Coach retiring to the coast

Published 1:36 pm Tuesday, March 24, 2009

Just like many spring breakers, Pelham track and field head coach Randy Bunn returned from Panama City, Fla., over the weekend. Only Bunn wasn’t down there to vacation at the beach. He was relaxing at home.

Bunn and his wife Sandi have built a house in PC, as Bunn prepares to retire at the end of the season after 26 years of coaching.

“I’m not retiring from Pelham High School, I’m retiring from teaching. If they could find a way to move Pelham High School to Panama City Beach where I’m living, I’d probably keep working, because I like it here that much,” Bunn said.

Before coming to Pelham High School four years ago, Bunn promised his wife that he’d call it quits after 25 years.

A heart attack in the fall of 2002, his first year as athletic director and track coach at Paul Bryant High School in Tuscaloosa, helped set up the retirement plan. After another season, he knew he needed to lighten his work load and made the move to Pelham.

As he approached his 25th year last season, he felt like he had to at least see one class all the way through and convinced his wife to let him stay one more year. The compromise was she got to move to their new beach house, 1.5 miles off the beach, and he’d visit when track had a weekend off.

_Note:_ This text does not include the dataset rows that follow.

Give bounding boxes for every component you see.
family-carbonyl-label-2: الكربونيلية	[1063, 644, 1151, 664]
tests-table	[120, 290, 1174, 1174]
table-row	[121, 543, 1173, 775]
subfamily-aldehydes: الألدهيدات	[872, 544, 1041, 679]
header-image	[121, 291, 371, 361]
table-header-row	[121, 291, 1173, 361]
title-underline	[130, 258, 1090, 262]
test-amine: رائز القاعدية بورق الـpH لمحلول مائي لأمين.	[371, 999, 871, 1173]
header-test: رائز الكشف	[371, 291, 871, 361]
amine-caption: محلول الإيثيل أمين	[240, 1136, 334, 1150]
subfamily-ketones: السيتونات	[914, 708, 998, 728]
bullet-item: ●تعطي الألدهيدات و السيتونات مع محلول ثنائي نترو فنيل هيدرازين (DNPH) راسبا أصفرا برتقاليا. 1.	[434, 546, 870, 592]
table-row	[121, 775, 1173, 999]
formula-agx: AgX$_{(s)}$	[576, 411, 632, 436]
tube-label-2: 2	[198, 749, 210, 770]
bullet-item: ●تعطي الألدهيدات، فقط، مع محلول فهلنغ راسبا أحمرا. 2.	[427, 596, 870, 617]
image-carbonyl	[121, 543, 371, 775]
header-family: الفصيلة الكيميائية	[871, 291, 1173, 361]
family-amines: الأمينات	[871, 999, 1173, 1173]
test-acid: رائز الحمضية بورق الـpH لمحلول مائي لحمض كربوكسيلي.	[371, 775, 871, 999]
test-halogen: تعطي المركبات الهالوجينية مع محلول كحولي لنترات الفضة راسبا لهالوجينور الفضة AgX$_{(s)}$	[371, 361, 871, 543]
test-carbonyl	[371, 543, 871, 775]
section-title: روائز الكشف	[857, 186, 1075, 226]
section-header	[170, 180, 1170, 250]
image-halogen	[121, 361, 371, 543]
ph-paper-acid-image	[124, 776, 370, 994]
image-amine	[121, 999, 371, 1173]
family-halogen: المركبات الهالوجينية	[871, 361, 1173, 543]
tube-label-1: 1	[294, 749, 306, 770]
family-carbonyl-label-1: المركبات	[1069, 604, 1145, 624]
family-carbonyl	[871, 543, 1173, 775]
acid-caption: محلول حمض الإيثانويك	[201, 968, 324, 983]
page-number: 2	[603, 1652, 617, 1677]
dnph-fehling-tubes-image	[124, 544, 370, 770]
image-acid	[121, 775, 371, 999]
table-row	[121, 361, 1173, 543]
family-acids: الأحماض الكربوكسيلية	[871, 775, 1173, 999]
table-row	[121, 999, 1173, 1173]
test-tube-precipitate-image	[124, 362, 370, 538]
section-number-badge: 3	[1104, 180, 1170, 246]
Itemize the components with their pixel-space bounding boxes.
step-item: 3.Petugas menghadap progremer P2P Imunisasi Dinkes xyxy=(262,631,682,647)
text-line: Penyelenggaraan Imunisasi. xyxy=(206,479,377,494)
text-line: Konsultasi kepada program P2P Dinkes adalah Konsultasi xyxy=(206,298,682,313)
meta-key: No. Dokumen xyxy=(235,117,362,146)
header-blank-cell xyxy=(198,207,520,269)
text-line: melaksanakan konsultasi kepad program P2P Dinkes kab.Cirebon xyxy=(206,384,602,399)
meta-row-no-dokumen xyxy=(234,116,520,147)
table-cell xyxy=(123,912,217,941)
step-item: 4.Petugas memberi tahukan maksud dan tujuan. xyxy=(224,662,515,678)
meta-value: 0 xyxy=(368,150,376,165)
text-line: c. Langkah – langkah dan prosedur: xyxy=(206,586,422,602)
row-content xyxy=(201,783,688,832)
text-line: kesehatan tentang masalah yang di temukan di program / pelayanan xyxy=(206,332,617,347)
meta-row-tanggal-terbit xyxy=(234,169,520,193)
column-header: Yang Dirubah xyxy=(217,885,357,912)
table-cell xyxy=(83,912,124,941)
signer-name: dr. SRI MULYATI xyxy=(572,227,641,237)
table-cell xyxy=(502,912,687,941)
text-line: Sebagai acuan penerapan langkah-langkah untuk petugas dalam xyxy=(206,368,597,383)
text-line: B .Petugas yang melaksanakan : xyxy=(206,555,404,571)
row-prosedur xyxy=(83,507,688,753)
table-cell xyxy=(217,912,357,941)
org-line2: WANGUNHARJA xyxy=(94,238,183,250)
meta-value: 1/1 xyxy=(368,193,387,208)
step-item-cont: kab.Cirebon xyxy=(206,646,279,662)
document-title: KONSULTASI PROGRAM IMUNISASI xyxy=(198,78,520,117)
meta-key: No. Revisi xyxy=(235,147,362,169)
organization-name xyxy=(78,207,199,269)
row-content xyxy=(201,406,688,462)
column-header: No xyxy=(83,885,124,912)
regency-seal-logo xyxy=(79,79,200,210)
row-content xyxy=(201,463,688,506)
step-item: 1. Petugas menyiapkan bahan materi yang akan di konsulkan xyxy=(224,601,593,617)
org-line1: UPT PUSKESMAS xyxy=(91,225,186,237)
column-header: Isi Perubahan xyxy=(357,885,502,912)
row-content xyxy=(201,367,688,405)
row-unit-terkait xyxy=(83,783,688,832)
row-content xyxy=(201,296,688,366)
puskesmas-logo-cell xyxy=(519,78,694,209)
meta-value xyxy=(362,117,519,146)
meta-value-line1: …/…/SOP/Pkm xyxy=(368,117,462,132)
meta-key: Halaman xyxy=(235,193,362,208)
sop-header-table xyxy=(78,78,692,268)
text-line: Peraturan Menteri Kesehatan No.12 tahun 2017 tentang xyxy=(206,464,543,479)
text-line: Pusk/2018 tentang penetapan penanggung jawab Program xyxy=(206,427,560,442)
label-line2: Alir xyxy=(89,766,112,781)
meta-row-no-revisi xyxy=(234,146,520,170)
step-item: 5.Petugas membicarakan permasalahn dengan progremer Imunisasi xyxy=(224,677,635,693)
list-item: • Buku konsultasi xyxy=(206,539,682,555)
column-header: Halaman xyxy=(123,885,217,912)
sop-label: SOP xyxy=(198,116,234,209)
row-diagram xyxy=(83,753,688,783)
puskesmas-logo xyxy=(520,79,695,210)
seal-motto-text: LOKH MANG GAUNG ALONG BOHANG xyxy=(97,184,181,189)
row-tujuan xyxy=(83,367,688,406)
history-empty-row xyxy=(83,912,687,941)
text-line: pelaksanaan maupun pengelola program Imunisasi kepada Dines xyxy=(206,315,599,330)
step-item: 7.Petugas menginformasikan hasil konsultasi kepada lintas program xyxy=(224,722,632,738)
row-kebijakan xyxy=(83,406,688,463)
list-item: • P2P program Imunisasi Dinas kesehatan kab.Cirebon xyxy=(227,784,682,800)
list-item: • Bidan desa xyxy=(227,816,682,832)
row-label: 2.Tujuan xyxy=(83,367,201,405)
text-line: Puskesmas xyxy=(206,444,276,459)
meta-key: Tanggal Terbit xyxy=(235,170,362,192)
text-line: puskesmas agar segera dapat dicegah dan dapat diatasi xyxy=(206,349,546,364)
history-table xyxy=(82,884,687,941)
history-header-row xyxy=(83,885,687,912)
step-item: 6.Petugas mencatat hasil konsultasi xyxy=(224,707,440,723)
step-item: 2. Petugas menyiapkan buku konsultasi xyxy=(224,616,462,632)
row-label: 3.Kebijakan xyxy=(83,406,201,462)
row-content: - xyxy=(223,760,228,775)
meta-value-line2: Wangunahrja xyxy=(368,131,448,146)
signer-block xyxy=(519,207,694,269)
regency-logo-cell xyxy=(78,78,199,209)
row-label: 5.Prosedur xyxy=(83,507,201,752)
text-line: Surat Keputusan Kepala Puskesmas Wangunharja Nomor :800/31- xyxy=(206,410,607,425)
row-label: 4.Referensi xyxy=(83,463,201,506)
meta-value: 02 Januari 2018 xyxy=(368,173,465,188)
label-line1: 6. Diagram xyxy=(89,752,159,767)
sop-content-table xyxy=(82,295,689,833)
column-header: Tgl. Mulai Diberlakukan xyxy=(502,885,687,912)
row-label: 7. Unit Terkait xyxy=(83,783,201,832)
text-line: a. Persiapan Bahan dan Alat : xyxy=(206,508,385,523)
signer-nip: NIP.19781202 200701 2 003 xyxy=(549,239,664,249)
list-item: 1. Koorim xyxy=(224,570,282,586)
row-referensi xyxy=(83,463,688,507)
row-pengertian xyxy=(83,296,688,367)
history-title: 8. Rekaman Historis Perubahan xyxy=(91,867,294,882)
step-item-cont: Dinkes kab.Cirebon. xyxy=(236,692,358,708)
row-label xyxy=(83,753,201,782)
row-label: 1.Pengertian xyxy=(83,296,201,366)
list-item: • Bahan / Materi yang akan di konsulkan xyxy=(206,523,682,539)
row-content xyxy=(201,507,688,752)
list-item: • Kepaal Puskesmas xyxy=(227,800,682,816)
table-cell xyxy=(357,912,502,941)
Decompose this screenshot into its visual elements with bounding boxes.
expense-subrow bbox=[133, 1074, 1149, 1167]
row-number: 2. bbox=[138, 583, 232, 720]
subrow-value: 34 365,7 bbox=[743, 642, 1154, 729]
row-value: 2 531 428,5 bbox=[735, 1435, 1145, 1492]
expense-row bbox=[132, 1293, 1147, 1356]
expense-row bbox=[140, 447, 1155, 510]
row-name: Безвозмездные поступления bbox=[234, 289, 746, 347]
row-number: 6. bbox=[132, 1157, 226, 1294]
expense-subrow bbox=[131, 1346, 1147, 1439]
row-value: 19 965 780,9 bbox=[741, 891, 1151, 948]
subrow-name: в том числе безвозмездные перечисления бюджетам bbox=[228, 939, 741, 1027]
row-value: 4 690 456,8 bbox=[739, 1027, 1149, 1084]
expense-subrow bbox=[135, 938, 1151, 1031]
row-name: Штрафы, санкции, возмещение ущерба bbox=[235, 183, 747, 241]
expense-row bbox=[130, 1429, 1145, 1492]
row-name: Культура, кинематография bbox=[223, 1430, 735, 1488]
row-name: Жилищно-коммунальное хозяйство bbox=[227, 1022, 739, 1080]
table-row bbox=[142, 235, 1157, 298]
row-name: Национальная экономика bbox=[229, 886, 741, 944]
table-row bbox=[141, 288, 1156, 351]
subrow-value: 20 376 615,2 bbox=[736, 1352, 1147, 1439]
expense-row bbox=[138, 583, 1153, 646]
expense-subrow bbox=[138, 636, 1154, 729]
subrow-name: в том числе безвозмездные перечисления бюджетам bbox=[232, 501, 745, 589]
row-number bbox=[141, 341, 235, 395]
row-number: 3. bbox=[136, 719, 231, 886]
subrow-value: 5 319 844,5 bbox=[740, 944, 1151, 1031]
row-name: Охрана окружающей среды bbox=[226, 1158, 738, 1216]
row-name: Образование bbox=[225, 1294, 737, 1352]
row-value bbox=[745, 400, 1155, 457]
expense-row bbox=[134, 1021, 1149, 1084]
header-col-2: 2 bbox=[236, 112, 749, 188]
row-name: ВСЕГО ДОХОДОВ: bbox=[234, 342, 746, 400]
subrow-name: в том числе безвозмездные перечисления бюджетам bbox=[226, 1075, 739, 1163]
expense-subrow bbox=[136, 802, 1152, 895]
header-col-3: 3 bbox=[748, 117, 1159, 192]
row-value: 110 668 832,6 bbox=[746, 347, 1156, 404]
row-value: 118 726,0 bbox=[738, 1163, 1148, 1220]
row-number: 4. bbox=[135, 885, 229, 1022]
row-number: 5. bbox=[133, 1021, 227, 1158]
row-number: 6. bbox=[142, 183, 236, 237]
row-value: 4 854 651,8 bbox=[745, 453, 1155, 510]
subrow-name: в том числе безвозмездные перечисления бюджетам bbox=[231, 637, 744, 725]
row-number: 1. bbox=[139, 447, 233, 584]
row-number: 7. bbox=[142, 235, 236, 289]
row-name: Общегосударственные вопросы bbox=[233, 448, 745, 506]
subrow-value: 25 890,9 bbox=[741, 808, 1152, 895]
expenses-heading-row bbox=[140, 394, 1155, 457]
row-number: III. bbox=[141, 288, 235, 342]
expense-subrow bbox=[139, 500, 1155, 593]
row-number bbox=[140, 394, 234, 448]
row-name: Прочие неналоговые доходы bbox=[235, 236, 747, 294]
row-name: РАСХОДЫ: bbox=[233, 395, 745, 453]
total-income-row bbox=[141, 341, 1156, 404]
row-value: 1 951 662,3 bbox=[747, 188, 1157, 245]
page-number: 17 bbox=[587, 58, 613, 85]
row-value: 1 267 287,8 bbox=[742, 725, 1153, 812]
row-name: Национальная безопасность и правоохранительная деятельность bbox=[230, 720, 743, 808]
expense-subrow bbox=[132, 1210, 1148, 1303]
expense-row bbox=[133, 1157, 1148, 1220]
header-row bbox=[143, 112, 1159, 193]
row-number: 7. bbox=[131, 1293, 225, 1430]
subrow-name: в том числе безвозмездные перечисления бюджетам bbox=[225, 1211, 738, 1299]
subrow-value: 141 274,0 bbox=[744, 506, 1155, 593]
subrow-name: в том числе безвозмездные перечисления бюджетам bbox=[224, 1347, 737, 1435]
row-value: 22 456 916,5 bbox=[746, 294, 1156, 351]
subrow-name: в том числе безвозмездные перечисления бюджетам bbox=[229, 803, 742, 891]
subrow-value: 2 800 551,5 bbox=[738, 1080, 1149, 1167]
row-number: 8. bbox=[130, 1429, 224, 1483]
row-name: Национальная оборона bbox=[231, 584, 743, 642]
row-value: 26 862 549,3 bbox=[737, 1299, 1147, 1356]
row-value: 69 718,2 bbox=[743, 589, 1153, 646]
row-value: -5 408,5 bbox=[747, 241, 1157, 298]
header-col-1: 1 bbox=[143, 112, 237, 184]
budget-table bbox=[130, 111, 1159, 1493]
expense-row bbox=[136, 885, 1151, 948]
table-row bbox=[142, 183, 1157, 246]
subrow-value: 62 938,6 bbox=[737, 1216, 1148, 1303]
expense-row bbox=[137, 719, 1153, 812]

“It’s a real pretty place. If you want to go to the beach it’s like a walk from the high jump pit to the other side of the softball field,” Bunn said.

BOX OF CHOCOLATES

Bunn said his wife likes to call him Forrest Gump. Every where someone goes in the track world, someone seems to know who he is from his days either as the University of Alabama track and football manager and trainer or for his time coaching at Grissom High.

Bunn, a Bessemer native, likes to tell the story of coaching a “pretty good ballplayer” one summer named Vincent “Bo” Jackson. It was a summer baseball league, and the team needed a coach over 21. Bunn was the lucky 21-year-old.

Like Gump, and Bo, Bunn knows how to win and how to put his name in sports history.

He also helped start a 15-year reign of an indoor track season at Celebration Arena in Priceville before the state ended it in 2007.

While in college working in UA athletics, he was a member of the 1980 Southeastern Conference Championship track team and 1978 and 1979 football national championship teams.

Since then he has coached more than a dozen indoor and outdoor track athletes to state championships. He’s trying to get at least one more before he leaves in May.